Stuffed toys in the likeness of Barney, the Scottish terrier who now resides in the White House, and Spot, the late springer spaniel who also belonged to George W. Bush, are scattered around. Pictures of dogs — not necessarily presidential dogs — line some walls. A Discovery Channel documentary entitled, First Dogs, plays on the VCR.
When McLean guides tours, though, the stories flow….
There is also no picture of McLean with the Reagans’ Lucky. An offer to snap a photo of the groomer and her charge was made, but McLean demurred. She’s sorry now, but still holds onto the fact that she has that fuzzy black hair.
“It’s like having the belt of George Washington or a button off one of the Beatles or a lock of Elvis Presley’s hair,” she said. “I doubt there’s anything like it.”
Washington Times, “Famous White House Pets,” Feb. 21, 2004
Republican or Democrat. Incumbent or challenger. Controversial or comfortable. Dogs or cats. There is one thing most U.S. presidents have in common: a pet or two warming up the White House.
The museum, open by appointment and not connected to the U.S. government, is a labor of love for Claire McLean.
Animal Planet, “Top 10 Pet Attractions“
How does Barney Bush look in bronze? Who was the last cow to graze on the White House lawn? These are just some of the first pets featured at the Presidential Pet Museum…. This homage to animal history includes numerous photographs of first families and their pets as well as little known facts about the animals that have called the White House home.
Chicago Tribune, “Odd, Exclusive Museum Honors Presidential Pets,” Sept. 9, 2003
The Presidential Pet Museum … is one of Washington’s most obscure and exclusive museums.
As McLean explained recently: “It’s a hodgepodge, ragtag, humble little museum that I’ve been pouring my life into.”
About 300 by-appointment-only visitors a year brave her dogs and tour it.
Wall Street Journal, “Presidential Places,” Feb. 11, 2003
This Web site is nothing if not a surefire way to get kids interested in the presidency.
Bay Weekly, “The Ball Starts Here: Lothian’s Presidential Pet Museum,” July 18-24, 2002
The Museum [re-]opened last week with a bang: dog show, barbecue, petting zoo and all. Visitors wandered inside to find two rooms filled with presidential photos and paraphernalia, from Clinton clips to Ford photos to Macaroni, the Kennedy pony….
In her museum, McLean wants to interest kids in the presidents and their stories through their pets.
“When you ask children if they want to learn about the presidents, they aren’t very interested. When you ask them if they want to learn about their pets, it’s a different story,” she says.
The Capital-Gazette, “A Museum Dedicated to Presidential Pets,” July 10, 2002
The 4-year-old museum … consists of a ragtag menagerie of presidential and White House pet memorabilia collected over the years.

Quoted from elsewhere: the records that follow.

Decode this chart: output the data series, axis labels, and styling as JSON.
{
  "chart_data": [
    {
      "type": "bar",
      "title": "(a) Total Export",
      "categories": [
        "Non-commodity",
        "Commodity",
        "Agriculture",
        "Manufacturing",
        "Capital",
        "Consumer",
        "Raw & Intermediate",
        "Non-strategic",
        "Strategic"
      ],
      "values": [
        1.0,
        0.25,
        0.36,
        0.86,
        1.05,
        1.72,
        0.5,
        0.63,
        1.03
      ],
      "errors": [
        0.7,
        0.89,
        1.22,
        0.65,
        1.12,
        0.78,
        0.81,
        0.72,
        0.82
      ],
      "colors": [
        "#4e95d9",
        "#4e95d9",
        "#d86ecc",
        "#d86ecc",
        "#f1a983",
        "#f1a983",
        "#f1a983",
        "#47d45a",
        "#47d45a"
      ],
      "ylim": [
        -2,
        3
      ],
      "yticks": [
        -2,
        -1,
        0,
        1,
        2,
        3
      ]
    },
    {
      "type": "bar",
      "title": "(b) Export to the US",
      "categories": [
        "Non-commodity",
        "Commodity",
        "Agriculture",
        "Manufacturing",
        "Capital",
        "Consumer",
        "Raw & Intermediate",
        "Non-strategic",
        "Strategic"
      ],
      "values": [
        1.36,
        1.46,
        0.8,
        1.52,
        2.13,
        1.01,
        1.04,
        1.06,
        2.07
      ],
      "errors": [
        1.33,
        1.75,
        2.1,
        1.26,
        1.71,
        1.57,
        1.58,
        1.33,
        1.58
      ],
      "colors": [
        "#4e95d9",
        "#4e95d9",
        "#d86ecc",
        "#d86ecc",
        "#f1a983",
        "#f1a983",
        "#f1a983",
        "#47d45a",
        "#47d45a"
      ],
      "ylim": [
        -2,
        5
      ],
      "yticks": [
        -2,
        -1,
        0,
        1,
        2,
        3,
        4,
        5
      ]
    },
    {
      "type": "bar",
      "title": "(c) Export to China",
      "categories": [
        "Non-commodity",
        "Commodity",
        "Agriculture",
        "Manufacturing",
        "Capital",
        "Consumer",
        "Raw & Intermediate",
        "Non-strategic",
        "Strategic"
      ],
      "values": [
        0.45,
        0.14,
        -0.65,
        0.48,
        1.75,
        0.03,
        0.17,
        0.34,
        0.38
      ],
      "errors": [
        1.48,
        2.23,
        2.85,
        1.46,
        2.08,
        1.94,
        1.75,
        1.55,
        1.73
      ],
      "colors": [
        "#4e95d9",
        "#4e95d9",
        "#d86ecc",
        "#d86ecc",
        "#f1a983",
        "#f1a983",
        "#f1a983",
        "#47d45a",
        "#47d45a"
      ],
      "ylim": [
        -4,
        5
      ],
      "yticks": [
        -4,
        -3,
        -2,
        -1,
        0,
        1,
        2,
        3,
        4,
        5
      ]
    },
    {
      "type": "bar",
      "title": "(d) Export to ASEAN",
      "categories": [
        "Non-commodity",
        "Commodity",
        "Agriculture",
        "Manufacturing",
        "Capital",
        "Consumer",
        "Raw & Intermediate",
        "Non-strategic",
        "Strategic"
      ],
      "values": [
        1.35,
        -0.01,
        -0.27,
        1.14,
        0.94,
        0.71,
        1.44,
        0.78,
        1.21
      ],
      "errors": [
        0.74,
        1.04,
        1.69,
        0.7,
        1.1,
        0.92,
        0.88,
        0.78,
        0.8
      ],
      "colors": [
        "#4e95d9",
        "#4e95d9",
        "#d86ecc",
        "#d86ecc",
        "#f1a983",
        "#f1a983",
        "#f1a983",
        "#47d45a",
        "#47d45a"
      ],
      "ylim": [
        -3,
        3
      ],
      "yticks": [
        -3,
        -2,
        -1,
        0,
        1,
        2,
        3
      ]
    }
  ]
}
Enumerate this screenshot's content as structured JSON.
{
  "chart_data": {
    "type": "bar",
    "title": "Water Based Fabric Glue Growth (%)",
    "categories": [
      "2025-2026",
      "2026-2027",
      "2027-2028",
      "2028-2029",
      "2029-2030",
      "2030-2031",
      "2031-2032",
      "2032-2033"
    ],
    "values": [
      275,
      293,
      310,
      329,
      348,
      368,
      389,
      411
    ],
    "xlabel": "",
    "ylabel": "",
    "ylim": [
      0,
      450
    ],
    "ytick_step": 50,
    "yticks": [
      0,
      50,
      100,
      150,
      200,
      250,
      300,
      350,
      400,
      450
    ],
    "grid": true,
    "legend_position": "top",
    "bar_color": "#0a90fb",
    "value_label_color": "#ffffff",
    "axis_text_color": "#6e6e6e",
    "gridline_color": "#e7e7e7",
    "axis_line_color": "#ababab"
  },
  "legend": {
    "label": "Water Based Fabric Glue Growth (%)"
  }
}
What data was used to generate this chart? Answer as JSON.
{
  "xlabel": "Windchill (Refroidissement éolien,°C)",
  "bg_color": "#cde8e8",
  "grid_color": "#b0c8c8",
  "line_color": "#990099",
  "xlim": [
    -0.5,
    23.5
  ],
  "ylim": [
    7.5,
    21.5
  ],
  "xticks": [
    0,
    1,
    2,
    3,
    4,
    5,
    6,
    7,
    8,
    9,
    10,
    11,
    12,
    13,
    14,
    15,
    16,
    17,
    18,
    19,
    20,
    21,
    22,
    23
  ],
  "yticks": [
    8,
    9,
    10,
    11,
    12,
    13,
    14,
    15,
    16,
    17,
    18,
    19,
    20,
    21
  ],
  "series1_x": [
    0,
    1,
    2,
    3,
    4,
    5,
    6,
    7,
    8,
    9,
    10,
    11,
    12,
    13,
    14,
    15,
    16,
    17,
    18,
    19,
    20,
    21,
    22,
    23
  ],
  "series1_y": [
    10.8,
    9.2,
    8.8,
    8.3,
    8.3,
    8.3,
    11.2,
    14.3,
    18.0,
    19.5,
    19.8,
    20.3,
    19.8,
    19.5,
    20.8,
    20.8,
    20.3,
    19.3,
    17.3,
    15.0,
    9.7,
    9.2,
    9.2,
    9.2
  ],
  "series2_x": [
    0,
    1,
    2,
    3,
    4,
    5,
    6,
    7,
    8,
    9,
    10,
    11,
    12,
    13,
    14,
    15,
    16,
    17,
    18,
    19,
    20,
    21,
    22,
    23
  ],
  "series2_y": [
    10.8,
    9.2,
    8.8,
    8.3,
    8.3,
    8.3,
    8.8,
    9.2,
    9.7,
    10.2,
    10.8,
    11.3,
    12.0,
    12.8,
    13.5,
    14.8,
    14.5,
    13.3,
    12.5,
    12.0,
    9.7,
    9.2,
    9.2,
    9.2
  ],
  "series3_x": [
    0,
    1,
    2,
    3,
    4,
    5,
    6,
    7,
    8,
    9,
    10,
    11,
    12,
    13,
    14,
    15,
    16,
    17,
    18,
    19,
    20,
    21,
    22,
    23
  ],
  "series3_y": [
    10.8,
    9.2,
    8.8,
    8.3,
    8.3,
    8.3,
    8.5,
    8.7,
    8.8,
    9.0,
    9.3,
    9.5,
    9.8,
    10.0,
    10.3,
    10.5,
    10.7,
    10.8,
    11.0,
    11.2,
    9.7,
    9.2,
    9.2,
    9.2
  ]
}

From online sales, flea markets and trips to presidential museums across the country, she has gleaned all sorts of presidential knickknacks, newspaper and magazine clippings of presidents and their furry friends, placards and campaign memorabilia, including thank-you notes from presidents to her mother and herself….
“Here I am in my 60s, the grandmother of eight, CEO of a nonprofit foundation [the Presidential Pet Museum Association],” she said. “Five years ago I did not know what the Internet was.”
The notion really stuck when former President Clinton’s dog, Buddy, was killed by a car in January.
“All the TV news people found me through the site and came down here to interview me. They were down here all day.